Find and fix the security risks that pose the biggest threat to your business.
Custom prioritization
Platform teams often understand which systems are the most critical for the business to run. For example: Payment systems need to be up and running at all times and kept as secure as possible. Developer services may be more lenient and can support frequent breaking changes.
To support companies with these custom needs, Mondoo is the first solution on the market to offer fully customizable risk prioritization.
You can customize risk priority in the Mondoo Console via a straightforward configuration. (This feature will be generally available this month.) Use a simple slider to increase or decrease the influence of individual risk factors.

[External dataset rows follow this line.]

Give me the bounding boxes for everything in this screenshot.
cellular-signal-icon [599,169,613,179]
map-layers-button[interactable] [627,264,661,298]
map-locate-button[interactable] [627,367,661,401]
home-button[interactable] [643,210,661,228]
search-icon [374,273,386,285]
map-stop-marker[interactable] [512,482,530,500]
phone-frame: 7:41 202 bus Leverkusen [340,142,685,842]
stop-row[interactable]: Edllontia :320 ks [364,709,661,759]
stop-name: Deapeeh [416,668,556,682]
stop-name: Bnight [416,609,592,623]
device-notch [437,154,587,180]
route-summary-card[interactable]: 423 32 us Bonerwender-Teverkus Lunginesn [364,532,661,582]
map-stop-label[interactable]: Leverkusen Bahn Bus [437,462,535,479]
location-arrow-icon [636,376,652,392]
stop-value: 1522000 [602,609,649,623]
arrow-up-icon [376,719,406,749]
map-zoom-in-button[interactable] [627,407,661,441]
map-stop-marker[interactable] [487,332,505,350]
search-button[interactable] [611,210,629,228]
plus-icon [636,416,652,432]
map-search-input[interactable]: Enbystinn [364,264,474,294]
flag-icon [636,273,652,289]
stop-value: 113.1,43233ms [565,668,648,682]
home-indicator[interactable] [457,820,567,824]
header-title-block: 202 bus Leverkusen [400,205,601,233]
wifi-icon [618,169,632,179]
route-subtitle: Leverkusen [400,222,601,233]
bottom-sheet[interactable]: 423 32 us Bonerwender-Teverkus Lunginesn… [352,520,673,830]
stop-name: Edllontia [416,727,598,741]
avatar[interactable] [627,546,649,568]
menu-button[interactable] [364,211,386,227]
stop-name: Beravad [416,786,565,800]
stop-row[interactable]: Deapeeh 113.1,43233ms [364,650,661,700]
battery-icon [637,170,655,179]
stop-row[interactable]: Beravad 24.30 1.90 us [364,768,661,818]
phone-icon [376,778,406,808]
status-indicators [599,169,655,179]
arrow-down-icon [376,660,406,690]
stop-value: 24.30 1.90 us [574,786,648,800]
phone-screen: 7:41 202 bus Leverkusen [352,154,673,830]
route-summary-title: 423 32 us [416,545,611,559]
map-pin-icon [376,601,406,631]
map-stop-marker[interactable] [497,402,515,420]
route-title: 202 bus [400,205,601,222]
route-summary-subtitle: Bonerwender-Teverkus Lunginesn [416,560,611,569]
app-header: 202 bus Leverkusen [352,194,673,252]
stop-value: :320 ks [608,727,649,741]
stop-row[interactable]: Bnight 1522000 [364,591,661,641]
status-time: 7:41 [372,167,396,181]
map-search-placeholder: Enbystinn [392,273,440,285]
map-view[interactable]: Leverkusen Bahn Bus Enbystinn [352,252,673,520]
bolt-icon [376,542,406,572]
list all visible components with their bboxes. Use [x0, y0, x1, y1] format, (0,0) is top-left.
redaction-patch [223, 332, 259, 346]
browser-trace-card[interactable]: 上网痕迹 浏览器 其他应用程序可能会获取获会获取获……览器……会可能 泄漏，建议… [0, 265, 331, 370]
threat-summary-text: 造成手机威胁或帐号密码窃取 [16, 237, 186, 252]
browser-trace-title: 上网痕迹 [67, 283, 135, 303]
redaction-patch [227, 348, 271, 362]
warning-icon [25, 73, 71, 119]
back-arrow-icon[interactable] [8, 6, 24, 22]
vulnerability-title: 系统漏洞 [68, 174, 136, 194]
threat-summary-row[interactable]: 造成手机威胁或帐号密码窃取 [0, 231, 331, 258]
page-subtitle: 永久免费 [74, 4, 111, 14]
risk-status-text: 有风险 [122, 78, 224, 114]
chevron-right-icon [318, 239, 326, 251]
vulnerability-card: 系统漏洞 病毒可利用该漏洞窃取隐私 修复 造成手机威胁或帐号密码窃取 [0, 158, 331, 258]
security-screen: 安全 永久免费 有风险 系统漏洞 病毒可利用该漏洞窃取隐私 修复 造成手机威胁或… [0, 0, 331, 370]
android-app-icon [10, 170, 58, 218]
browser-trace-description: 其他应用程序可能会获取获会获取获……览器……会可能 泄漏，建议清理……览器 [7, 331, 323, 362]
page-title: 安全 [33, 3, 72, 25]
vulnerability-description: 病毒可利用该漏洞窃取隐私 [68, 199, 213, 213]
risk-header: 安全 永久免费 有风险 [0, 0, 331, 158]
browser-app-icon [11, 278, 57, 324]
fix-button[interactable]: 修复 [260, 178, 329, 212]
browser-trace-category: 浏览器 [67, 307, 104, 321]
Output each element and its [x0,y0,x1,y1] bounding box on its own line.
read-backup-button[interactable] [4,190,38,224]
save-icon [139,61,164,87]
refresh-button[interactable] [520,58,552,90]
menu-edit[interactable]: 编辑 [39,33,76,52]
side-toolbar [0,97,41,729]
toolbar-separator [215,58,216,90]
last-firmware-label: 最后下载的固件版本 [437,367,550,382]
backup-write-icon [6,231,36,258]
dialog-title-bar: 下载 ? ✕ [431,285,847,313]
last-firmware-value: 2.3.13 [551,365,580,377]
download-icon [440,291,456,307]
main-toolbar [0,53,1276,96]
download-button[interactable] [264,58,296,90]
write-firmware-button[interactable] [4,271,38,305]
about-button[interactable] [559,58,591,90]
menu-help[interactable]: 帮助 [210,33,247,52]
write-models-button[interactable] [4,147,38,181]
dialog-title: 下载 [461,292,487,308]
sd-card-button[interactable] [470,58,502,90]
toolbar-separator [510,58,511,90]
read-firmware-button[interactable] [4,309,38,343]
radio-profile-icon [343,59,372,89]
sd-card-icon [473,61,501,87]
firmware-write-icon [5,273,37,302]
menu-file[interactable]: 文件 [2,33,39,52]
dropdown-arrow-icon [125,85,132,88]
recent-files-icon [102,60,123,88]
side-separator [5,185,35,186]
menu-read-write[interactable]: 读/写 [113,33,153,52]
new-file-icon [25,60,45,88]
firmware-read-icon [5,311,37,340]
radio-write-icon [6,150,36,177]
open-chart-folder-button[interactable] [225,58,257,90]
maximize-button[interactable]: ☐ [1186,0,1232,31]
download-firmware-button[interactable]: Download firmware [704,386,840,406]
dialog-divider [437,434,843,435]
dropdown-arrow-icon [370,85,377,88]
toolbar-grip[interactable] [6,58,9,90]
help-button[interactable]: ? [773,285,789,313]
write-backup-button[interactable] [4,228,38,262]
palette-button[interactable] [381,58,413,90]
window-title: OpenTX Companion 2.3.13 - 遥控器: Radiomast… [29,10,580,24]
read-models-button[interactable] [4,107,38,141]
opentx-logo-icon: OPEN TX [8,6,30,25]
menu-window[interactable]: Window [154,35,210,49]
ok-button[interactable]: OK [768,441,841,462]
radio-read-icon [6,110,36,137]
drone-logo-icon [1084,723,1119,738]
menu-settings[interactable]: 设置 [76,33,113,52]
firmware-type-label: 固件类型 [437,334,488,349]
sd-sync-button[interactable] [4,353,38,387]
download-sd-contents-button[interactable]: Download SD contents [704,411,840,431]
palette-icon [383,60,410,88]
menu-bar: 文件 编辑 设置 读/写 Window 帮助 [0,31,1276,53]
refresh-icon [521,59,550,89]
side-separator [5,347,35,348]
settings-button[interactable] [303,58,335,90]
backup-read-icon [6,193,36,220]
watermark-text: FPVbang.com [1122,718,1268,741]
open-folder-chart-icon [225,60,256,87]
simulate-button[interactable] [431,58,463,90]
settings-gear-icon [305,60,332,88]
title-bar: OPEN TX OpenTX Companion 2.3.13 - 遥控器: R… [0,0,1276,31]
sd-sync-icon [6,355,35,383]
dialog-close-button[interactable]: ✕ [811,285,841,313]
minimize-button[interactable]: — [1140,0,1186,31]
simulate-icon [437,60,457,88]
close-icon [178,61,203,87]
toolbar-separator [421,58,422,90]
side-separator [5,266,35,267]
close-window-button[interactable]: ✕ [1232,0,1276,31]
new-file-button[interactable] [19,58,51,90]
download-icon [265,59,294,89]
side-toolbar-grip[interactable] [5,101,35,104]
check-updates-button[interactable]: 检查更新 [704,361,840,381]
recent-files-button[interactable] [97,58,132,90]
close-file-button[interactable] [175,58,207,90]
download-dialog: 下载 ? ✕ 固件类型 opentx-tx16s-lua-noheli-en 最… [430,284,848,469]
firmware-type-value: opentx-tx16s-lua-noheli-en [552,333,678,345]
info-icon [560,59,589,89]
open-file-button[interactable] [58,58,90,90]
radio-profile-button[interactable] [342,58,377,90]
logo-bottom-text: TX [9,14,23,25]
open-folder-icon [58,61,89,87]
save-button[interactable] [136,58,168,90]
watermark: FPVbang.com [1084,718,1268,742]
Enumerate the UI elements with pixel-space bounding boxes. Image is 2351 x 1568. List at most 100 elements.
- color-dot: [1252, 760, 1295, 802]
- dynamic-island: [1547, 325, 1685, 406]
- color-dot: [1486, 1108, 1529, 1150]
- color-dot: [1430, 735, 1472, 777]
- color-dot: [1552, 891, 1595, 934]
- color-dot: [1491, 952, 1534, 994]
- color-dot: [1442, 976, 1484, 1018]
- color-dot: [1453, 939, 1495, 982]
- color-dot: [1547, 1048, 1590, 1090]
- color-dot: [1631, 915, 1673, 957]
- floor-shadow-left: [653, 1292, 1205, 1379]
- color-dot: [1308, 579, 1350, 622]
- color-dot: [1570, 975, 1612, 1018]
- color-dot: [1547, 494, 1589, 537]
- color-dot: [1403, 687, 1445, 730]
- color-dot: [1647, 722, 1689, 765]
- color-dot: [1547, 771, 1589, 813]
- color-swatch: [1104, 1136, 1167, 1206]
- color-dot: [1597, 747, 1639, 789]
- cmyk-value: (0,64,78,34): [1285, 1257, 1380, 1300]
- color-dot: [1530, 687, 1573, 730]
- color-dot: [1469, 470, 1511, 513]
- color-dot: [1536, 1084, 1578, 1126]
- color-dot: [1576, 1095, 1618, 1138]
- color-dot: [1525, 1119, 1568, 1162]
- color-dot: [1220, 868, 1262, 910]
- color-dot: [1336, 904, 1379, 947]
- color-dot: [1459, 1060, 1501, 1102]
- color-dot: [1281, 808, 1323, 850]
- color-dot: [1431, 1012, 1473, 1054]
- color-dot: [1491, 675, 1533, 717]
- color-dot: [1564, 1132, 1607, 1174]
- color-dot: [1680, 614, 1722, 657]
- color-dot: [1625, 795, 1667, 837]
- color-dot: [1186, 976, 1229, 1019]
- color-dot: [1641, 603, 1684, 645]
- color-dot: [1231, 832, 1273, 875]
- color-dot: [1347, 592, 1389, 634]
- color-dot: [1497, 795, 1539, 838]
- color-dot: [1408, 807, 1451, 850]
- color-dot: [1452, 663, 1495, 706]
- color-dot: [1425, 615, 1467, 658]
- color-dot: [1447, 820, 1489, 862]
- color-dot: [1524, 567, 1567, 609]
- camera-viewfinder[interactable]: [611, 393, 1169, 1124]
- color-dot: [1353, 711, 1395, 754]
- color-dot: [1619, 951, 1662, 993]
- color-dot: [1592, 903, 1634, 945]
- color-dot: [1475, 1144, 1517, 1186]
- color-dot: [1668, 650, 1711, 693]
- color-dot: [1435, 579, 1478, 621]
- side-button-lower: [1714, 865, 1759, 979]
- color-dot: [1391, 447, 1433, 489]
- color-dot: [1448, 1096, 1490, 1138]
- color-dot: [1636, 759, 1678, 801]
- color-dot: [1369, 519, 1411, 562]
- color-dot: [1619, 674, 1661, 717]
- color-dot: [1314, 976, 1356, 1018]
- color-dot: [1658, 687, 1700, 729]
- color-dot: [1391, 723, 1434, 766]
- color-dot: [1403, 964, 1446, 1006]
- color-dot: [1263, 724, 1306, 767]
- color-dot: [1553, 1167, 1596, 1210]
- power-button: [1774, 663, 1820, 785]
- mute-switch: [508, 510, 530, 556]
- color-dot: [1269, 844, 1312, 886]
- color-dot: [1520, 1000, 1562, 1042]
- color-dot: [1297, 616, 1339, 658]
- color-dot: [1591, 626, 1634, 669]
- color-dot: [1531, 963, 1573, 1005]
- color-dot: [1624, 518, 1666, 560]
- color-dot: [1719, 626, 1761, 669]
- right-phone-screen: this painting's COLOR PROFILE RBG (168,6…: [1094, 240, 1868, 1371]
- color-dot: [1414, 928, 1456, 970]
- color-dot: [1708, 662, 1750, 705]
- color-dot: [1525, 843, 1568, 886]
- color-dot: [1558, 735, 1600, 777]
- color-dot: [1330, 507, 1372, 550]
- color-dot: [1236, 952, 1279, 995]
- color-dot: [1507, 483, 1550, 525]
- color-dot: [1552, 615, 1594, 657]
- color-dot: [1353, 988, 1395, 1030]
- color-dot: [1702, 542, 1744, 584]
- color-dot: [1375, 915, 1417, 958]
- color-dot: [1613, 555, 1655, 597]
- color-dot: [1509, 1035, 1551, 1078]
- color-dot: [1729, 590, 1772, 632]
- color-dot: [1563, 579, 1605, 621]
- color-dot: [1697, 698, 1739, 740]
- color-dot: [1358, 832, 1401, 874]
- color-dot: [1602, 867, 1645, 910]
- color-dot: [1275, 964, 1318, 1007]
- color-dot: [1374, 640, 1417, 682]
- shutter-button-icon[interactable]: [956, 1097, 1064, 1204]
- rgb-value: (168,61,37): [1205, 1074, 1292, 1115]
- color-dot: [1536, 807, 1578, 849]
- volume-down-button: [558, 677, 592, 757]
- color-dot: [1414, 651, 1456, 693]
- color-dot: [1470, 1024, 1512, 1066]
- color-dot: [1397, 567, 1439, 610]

For example: Some teams care a lot about systems on their perimeter, while others prioritize findings equally between internet-facing and internal systems. The latter may have audit requirements like fast resolution times for vulnerabilities on all devices.
In the first case, users can increase the impact of the risk factor for internet-facing systems, which deprioritizes internal assets. In the latter case, users can change the risk factor to have no influence at all on prioritization. Mondoo still flags internet-facing systems in the UI, but it doesn't deprioritize internal systems.
Finally, users can also define and evaluate their very own risk factors. Far beyond simple tagging, they can reprioritize systems as critical if certain workloads are executed on them. Other teams can look for network or credential access and reprioritize all findings if they are found on these assets.
Priority charts
We are launching a major overhaul of the Mondoo Console with brand-new visualizations for findings:
The interactive chart on the left allows us to explore our environments by technologies and quickly find the most impactful areas. In this case, you can see that Kubernetes needs attention. Once you drill in, you can even find the object types and assets that need fixing.
The right side shows new lists of findings, which are prioritized by contextual risks. They include both a risk score (based on risk and exposure) and a blast radius, which shows how many systems are affected at different levels of criticality.
Additionally, we have overhauled the list of vulnerabilities and advisories and introduced a new list of checks, which are prioritized by risk score. These show aggregate findings for the environment with contextual risk scores, blast radius, and risk factors for each finding. We are also in the process of releasing vulnerabilities grouped by software in environments.
Finally, we are shortly adding a list of findings grouped by risk factor for each environment. This is useful to see aggregate risks, such as all internet-facing systems. It also allows us to natively group EOL systems and replace the current EOL policy.
Summary and outlook
Risk factors are an amazing way to prioritize the most impactful actions your teams can take in their environments. In the next month, we will also add risk graphs and a chain of custody to make these even easier to understand and follow.
Whenever you wait for that first cup of coffee in the morning, we will be busy prioritizing contextual risks for all your findings.